On the Margins: Images of Tea Workers and Ethnic Communities
“On the Margins: Images of Tea Workers and Ethnic Communities” documents life, culture and diversity in Bangladesh’s tea workers and little-known ethnic communities. It gives readers a rare glimpse into the fascinating lives of Bangladesh’s invisible and often forgotten ethnic communities. The book transports us through the tea gardens of Sylhet to the plains of the Northwest and North-centre to the lush forests of the Chittagong hill tracts. It is, at its core, a vibrant andcolourful celebration of Bangladesh’s geography and unacknowledged cultural diversity.
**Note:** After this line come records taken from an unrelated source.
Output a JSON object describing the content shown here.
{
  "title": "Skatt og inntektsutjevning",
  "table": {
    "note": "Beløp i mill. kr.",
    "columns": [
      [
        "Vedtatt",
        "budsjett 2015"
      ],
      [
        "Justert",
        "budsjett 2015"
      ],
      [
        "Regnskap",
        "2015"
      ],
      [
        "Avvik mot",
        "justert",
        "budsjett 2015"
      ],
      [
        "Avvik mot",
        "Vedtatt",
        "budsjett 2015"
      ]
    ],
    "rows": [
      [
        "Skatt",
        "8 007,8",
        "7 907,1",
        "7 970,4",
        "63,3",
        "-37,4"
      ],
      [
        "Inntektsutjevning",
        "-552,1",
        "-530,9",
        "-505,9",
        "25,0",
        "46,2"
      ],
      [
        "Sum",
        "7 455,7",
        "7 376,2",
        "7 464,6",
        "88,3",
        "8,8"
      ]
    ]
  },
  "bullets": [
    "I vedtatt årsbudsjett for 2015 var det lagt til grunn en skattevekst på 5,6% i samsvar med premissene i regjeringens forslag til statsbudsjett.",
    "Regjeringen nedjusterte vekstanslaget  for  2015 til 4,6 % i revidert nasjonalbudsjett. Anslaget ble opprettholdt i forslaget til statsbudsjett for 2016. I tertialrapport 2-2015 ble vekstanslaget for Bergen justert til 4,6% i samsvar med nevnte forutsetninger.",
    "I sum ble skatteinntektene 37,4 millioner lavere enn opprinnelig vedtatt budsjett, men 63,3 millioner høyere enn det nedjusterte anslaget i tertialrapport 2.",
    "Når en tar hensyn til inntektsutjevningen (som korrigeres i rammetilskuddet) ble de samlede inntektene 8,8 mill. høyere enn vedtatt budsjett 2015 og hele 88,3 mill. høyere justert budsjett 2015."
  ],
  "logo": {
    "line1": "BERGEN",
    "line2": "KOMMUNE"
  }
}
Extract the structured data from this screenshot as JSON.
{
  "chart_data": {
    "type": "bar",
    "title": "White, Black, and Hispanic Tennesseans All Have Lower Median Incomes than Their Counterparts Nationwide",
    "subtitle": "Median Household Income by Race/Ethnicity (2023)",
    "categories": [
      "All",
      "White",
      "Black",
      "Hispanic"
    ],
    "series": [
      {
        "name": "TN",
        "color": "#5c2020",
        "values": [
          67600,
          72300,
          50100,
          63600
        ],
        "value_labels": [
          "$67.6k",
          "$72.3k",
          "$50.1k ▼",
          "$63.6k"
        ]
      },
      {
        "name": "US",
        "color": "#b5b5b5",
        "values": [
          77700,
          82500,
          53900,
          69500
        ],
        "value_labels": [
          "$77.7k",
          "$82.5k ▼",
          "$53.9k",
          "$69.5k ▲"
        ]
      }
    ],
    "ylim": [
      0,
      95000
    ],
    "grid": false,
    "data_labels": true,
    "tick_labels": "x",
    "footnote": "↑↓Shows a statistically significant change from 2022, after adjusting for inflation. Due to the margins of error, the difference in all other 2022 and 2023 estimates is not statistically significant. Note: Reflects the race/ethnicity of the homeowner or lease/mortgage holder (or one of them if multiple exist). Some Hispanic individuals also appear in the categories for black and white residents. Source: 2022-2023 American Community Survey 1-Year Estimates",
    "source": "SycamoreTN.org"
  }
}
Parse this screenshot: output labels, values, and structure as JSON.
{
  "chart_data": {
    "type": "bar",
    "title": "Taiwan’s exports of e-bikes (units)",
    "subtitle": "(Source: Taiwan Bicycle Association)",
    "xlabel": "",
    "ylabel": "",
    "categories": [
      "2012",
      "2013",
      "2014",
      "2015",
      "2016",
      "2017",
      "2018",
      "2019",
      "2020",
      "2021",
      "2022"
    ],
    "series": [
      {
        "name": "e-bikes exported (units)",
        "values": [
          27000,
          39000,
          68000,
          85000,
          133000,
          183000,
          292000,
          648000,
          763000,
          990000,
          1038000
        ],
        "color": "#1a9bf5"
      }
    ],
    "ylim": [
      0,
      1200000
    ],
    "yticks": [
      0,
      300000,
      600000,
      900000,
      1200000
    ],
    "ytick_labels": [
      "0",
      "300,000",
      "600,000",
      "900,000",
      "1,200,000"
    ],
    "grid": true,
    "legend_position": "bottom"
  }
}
Edited by Philip Gain | English, PBK 232 Pages, 2016 | Price: Taka 1000, US$20
The book reveals the faces of Bangladesh’s hidden and unrecognized ethnic communities and allows us a peak into their daily lives and different aspects of their existence and culture. The album features portraits of individuals from various ethnic communities and depicts key aspects of their lives including their often gruelling working conditions, their colourful and eclectic cultural rituals and traditions as well as their continuing struggle for recognition of their basic rights.
This book is a perfect guide for those seeking a visually appealing and approachable introduction to Bangladesh’s ethnic communities. It presents one of the most comprehensive listings of and introduction to ethnic communities in Bangladesh—80 communities in the tea gardens and 43 in the plains outside the tea gardens and those in the Chittagong Hill Tracts (CHT). The album is clearly a labour of love and the product of a long and exhaustive research process.
One community that is particularly highlighted are the tea communities of Sylhet, Maulvibazar, Hobiganj and Chittagong, where inhabitants represent ethnic communities from throughout the subcontinent, the descendants of indentured labourers who were brought to Bangladesh by the British tea garden owners to work the land. This book transcends the superficial scenic beauty of these locations and delves deeper into the realities of their lives and their continued exploitation and marginalization.
The key message of this book is clear: Bangladesh’s small and little-known ethnic communities contribute to Bangladesh’s cultural diversity and richness and should be recognized, celebrated and protected. Their vulnerability and oppression must be acknowledged and alleviated so that Bangladesh can move towards a path of just and inclusive development.